Als sie zu seinem Glaskasten kamen, stand er auf und griff nach dem Schlüssel für 19b. »Willkommen bei Greenbelle Apartments. Die Maklerin ist noch nicht da, aber wenn Sie wollen, können Sie sich das Apartment schon einmal ansehen.«
Die beiden wechselten einen überraschten Blick, dann lächelte die Frau. »Das ist nett von Ihnen. Wir sind schon ziemlich lange auf den Beinen. Es wäre schön, wenn wir nicht allzu lange warten müssten.«
Richards gab ihr den Schlüssel.
»Zweiter Stock, vierte Tür rechts. Ich bin sicher, es wird Ihnen gefallen.«
»Die junge Frau lächelte. »Das Apartment ist uns von Mr Watier empfohlen worden. Wissen Sie zufällig, ob er da ist?«
»Nein, er ist leider außer Haus.«
»Schade, dass wir ihn verpassen«, meinte der Mann. »Wissen Sie vielleicht, wo er ist? Ist er nur zum Essen gegangen?«
»Tut mir leid, Sie zu enttäuschen. Wahrscheinlich ist er wieder in Birma.«
Als er ihren überraschten Blick sah, lächelte er. »Wie Sie vielleicht nicht wissen, er ist Geologe.
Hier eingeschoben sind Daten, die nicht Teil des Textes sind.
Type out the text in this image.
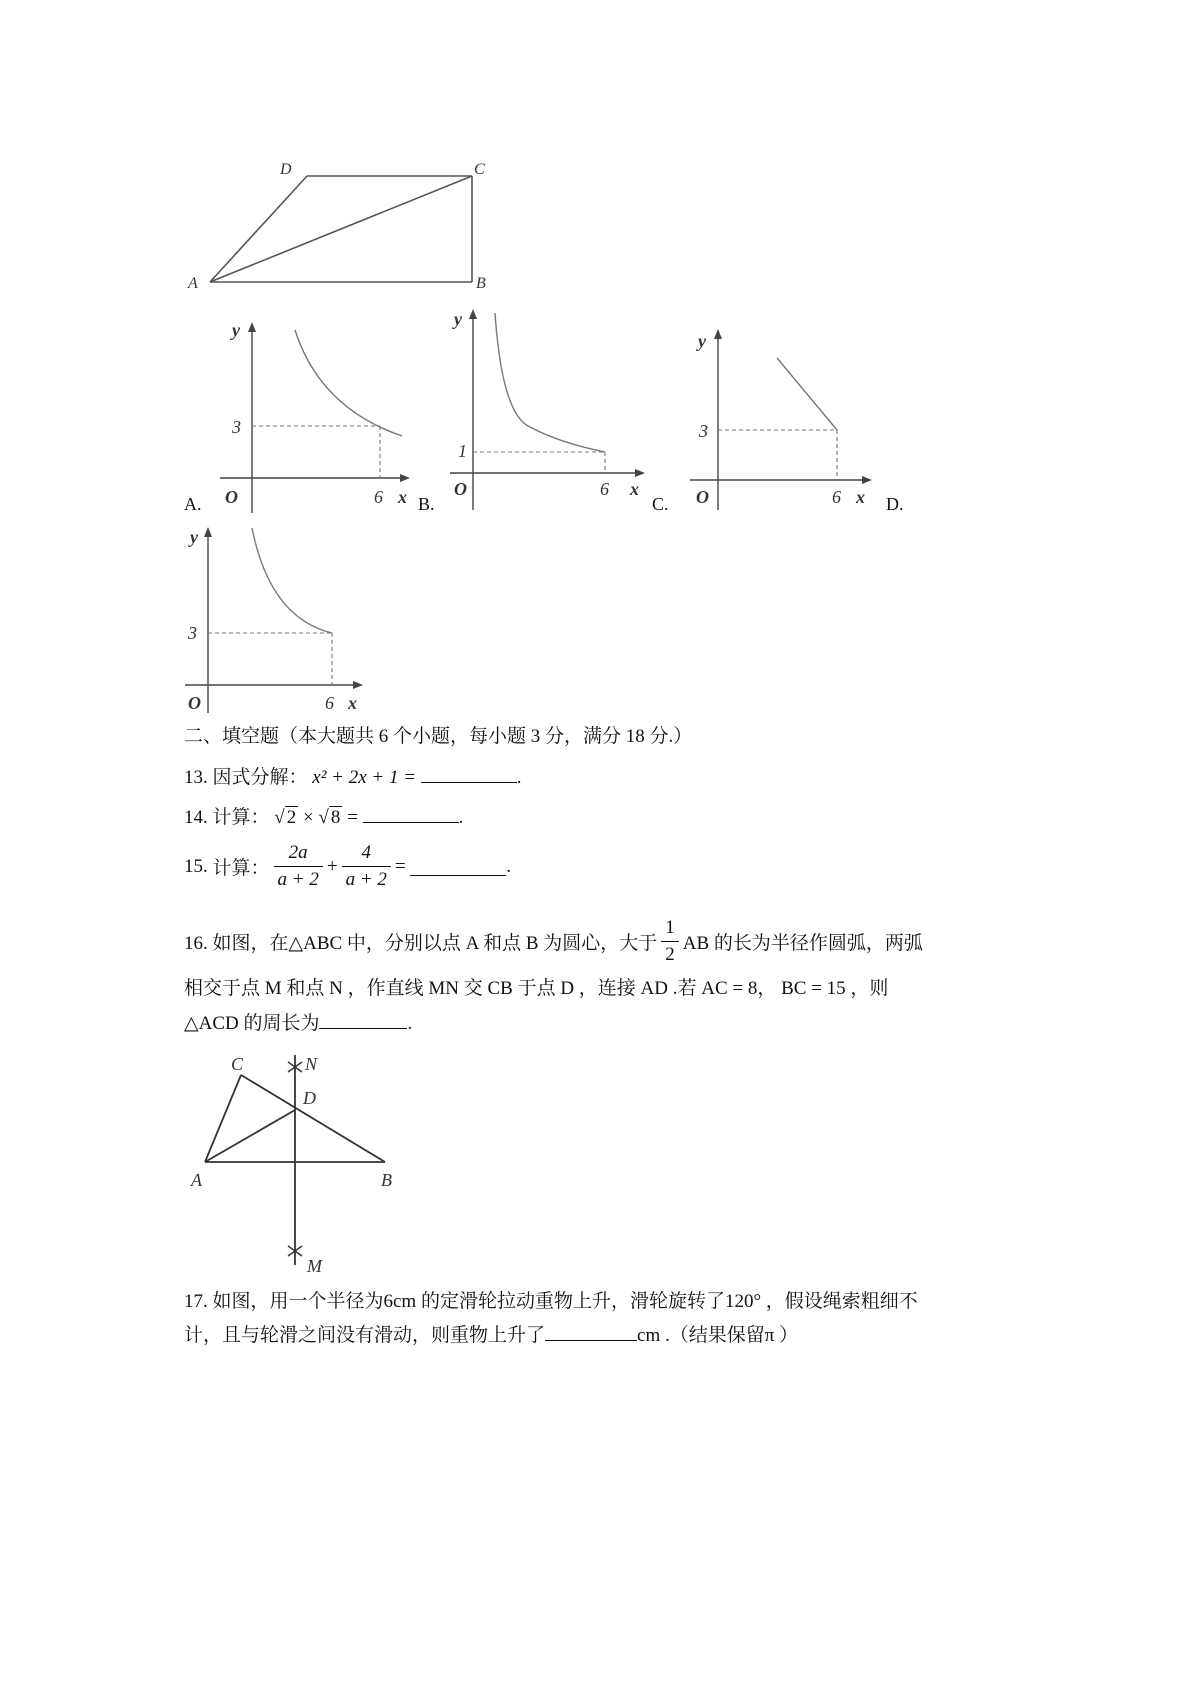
A	B
C
D
y
3
O	6 x
A.
y
1
O	6 x
B.
y
3
O	6 x
C.	D.
y
3
O	6 x
二、填空题（本大题共 6 个小题，每小题 3 分，满分 18 分.）
13. 因式分解： x² + 2x + 1 =	.
14. 计算： √ 2 × √ 8 =	.
15.
计算： $\frac{2a}{a + 2} + \frac{4}{a + 2}$ =
	.
16. 如图，在△ABC 中，分别以点 A 和点 B 为圆心，大于 $\frac{1}{2}$ AB 的长为半径作圆弧，两弧
相交于点 M 和点 N ，作直线 MN 交 CB 于点 D ，连接 AD .若 AC = 8， BC = 15 ，则
△ACD 的周长为	.
C	N
D
A	B
M
17. 如图，用一个半径为6cm 的定滑轮拉动重物上升，滑轮旋转了120° ，假设绳索粗细不
计，且与轮滑之间没有滑动，则重物上升了	cm .（结果保留π ）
Er sucht dort nach Opalen.«
Die junge Frau warf einen Blick auf sein Namensschild. »Und Sie sind ganz sicher, dass er nicht da ist, Mr Richards?«
»Ganz sicher. Er hat mir den Schlüssel gegeben, damit ich mich um seine Pflanzen kümmere.«
»Das machen Sie auch?« Der Mann schien überrascht.
»Ich versuche, mich um unsere Mieter zu kümmern«, sagte Richards. »Ich war früher einmal Streifenpolizist, da kannte ich fast jeden, der mir auf der Straße begegnet ist. Ich mag es, wenn ich anderen Menschen helfen kann.« Er lächelte. »Eine alte Gewohnheit, Sir.«
»Und eine gute, Mr Richards«, sagte die junge Frau.
Der Mann nickte. »Ich bin sicher, wir können auf Ihre Mithilfe zählen. Mein Name ist Mark Bridges.« Er griff in die Innentasche seines Sakkos und zog einen Ausweis heraus. »FBI. Wir haben da ein paar Fragen bezüglich Mr Watier.«
»Ich hoffe, ihm ist nichts zugestoßen ...«
Die beiden wechselten wieder einen Blick.
Richards war enttäuscht. Er dachte, er hätte eine bessere Menschenkenntnis.